Mitos lama yang mempercayai bahwa kemenangan suatu kelompok keagamaan harus dibayar oleh kekalahan kelompok lain harus diakhiri. Kepercayaan baru perlu dihadirkan dengan kejembaran untuk berbagi kebahagian dengan merayakan kemenangan secara bersama. Pengetahuan dan pemahaman (logos) keagamaan perlu ditingkatkan dan diperkaya secara intertekstual dengan narasi-narasi lainnya, karena kedangkalan dan kepicikan merupakan pangkal fundamentalisme. Etos keagamaan juga perlu ditransformasikan dari etos kependekaran dan kepremanan (yang mendorong kekerasan) menuju etos kerja dan kreativitas  (yang mendorong produktivitas dan daya saing bangsa).

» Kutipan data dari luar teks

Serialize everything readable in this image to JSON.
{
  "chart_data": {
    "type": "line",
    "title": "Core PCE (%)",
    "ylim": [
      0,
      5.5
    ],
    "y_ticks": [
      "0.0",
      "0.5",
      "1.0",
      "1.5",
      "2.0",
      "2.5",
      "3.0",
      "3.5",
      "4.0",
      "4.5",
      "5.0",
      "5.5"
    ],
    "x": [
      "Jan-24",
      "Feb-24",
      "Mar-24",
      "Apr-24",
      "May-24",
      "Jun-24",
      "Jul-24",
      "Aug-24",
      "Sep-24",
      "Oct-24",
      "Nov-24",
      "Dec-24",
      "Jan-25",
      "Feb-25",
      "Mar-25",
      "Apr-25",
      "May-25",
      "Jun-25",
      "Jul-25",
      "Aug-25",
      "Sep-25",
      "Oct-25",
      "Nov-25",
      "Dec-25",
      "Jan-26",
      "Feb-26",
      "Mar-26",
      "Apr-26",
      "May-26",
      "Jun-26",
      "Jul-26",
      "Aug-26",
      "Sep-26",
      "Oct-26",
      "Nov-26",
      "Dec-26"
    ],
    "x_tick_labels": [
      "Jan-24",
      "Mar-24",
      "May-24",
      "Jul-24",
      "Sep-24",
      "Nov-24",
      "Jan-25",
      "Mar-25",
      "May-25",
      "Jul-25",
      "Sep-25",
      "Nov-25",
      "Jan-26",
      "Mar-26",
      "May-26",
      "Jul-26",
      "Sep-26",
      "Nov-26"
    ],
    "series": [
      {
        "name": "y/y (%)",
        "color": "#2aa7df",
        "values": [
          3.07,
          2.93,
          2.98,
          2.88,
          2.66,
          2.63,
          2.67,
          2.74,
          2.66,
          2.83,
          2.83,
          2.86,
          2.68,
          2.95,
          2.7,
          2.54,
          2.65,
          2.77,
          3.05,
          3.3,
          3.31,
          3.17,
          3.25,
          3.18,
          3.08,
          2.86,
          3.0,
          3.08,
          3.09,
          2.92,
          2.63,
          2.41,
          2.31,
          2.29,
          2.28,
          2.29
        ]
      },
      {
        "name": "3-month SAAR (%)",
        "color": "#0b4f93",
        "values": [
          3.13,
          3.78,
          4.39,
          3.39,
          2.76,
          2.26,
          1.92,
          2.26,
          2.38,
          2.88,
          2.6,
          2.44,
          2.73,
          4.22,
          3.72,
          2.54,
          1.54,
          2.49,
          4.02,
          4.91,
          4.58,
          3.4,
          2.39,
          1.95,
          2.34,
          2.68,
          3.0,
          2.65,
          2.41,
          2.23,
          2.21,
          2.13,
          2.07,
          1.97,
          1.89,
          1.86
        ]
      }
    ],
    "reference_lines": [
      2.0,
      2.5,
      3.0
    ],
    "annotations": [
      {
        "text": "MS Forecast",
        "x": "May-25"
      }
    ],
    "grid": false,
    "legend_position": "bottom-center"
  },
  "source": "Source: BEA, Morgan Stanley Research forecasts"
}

Komunitas agama-agama dituntut untuk lebih mampu menempatkan diri dan menampilkan ajaran agama mereka sebagai pembawa kebaikan untuk semua. Masalah yang secara khusus dihadapi suatu komunitas agama tidak dapat dipandang akan dapat diselesaikan hanya oleh mereka sendiri. Jika kerusakan moral merupakan sumber pokok krisis kenegaraan dan kebangsaan, maka usaha untuk menyembuhkannya bukan dengan jalan mengedapankan eksklusivisme simbol-simbol keagamaan, melainkan dengan lebih menekankan inklusivisme nilai etis-profetis agama-agama.